Hayat hesapla değil
Nasiple yaşanıyor.
Oğlum İstanbul’da bir iş insanı. Herşeyi kendi başarmış, zaman zaman sevdiği insanlardan yardım almış ama kimseye boyun eğmemiş bir insan. Hayatta iki gururumdan biri. Mesleğinin duayenlerinden, yakın çevresinin desteğini görmüş, bunu da kişisel becerisiyle yapmış, çevresine verdiği güvenilecek kişi imajıyla kendini piyasaya kabul ettirmiş biri. Artık bizim ona anne baba olarak müdahale de destek de şansımız yok, sadece dua ile sahip çıkmaya çalışıyoruz. Ailesi için gözünü kırpmaz, annesinin duasını almadan işe başlamaz bir evlat.
Kızım bir anne baba için olabilecek en ideal evlat, maddi manevi bütün gücünü kendi başına kazanmış, kendi emeği ile becermiş, tanıyanlar biliyor. 188 bin takipçisi olan, Kanada’dan ABD’ye, Hindistan’dan Brezilya’ya, Almanya’dan Fransa’ya, Hollanda’dan İsveç’e, Bulgaristan’dan Atina’ya danışanı olan, sevdiği insanları bulunan tarif edilmez bir okyanus.

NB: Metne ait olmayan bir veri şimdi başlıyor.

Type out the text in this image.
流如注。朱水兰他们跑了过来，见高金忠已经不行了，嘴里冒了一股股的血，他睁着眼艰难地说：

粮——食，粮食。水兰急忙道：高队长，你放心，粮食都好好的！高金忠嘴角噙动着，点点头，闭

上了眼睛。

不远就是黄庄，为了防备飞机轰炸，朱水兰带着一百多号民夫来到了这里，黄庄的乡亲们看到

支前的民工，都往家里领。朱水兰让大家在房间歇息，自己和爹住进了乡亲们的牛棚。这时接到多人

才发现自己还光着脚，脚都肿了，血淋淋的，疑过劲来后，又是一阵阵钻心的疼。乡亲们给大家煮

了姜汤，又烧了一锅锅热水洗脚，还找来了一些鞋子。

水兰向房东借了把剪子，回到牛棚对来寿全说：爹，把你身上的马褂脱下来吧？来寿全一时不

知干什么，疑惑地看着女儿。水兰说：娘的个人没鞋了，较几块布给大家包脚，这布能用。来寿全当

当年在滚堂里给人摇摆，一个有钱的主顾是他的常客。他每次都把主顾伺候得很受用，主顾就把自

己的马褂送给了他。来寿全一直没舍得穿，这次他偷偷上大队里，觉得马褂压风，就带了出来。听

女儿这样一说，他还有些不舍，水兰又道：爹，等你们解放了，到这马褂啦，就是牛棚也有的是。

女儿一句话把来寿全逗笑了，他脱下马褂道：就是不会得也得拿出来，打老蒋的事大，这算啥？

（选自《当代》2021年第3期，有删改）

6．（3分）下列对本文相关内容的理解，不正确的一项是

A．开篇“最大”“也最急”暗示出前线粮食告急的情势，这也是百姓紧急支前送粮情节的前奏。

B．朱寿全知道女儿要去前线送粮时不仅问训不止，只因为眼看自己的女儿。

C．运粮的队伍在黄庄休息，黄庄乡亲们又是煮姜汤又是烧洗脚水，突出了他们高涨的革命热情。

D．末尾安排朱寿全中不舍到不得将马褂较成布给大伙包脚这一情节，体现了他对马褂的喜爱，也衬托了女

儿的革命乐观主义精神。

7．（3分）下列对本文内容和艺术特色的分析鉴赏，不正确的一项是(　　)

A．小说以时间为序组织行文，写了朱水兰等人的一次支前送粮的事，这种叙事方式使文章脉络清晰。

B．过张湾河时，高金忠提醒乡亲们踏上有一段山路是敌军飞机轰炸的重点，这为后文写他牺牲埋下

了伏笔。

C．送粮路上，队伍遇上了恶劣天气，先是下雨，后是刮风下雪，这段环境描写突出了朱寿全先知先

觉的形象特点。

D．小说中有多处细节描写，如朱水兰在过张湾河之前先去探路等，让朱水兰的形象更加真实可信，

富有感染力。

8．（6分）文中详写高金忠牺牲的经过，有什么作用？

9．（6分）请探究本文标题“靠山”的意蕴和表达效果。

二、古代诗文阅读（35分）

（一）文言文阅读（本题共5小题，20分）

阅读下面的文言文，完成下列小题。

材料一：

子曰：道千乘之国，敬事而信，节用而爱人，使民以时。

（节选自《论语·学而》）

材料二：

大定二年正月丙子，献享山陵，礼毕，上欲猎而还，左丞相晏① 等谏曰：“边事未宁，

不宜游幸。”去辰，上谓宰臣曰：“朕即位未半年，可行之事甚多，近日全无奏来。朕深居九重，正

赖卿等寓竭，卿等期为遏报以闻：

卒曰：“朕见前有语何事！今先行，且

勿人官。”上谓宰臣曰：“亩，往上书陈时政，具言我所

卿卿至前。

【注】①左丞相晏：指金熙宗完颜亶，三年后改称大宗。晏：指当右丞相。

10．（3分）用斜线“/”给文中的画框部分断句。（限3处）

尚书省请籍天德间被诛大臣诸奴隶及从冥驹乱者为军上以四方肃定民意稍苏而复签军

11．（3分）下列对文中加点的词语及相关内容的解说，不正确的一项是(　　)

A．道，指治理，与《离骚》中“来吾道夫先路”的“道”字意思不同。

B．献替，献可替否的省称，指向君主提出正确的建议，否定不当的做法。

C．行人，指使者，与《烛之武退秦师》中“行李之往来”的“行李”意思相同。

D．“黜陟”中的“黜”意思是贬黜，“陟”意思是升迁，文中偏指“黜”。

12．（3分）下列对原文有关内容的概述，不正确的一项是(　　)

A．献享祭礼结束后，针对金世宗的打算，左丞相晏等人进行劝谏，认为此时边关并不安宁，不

Şimdi bunları yazıp ego tatmin eder duruma düşmek istemem. Ama yazıp hesabını vermem gerektiğini hissettiğim bir durum var ortada.
Tarih 20 Ağustos 2023, işçi bulamıyoruz ve arı çiftliğimizde basit işleri yapacak işçi aranıyor diye ilan veriyoruz. Genç bir ses beni arıyor, ‘işe ihtiyacım var, okul dışındaki zamanlarda çalışmak istiyorum’ diyor ve beni tam yaralı yerimden vuruyor. Alacağı parada anlaşıyoruz, işi tarif ediyoruz, mutabık kalıyoruz. Cumartesi sabahtan TOKİ de ki duraktan alıp işe götürüyorum. Yazdan kalma, damlama hortumlarını toplayacağız, bahardan kalma bir hava var. Delikanlı üçdefa arka arkaya tuvalete gidiyor; ‘acaba ishal mi oldu?’ diye düşünüyorum. Ssonra kürekle temizlememiz gereken bir yer var, delikanlı üç defa küreği elinden düşürüyor. Bu duruma daha dikkatli bakmama sebep oluyor, bakıyorum da ellerinin titrediğini görüyorum. Sonra acaba karnı mı aç diye soruyorum ‘hayır’ diyor, devamlı terliyor. Sonra pazılın parçalarını birleştiriyorum. İşe gelmiş iş elbisesi yok, iş ayakkabısı yok ve çok şık eşofmanlarla gelmiş. İş elbisesi verdik tamam ama küstahlık diz boyu. Haplanmış üzerimize gönderilmiş olabilir diye düşünüyorum. Sakin kalmaya çalışıyorum, ‘geç karşıda banka otur, masada benim işimin bitmesini bekle, işim bitince paranı tam vereceğim, istersen paranı şimdi vereyim git’ diyorum. Kararlı duruşum onu susturuyor, arabasız geri gelmeyi göze alamıyor. Çiftlikte tek başımızayız, kalabalık olsa rezalet çıkaracak ama o ortam yok. İşim bitiyor, parasını ödüyorum 600 liraya günlük anlaşmışız artı sigorta ödenecek, yemek parası, yol parası, vergisi, bize maliyeti bin lira, o da aylık otuz bin lira yapıyor. Parasını ödüyorum artı birde 150 lira harçlık veriyorum. Yarım kilo bizim balımızdan hediye ediyorum. Amacım bizlerin kötü insanlar olmadığımızın anlaşılmasını sağlamak.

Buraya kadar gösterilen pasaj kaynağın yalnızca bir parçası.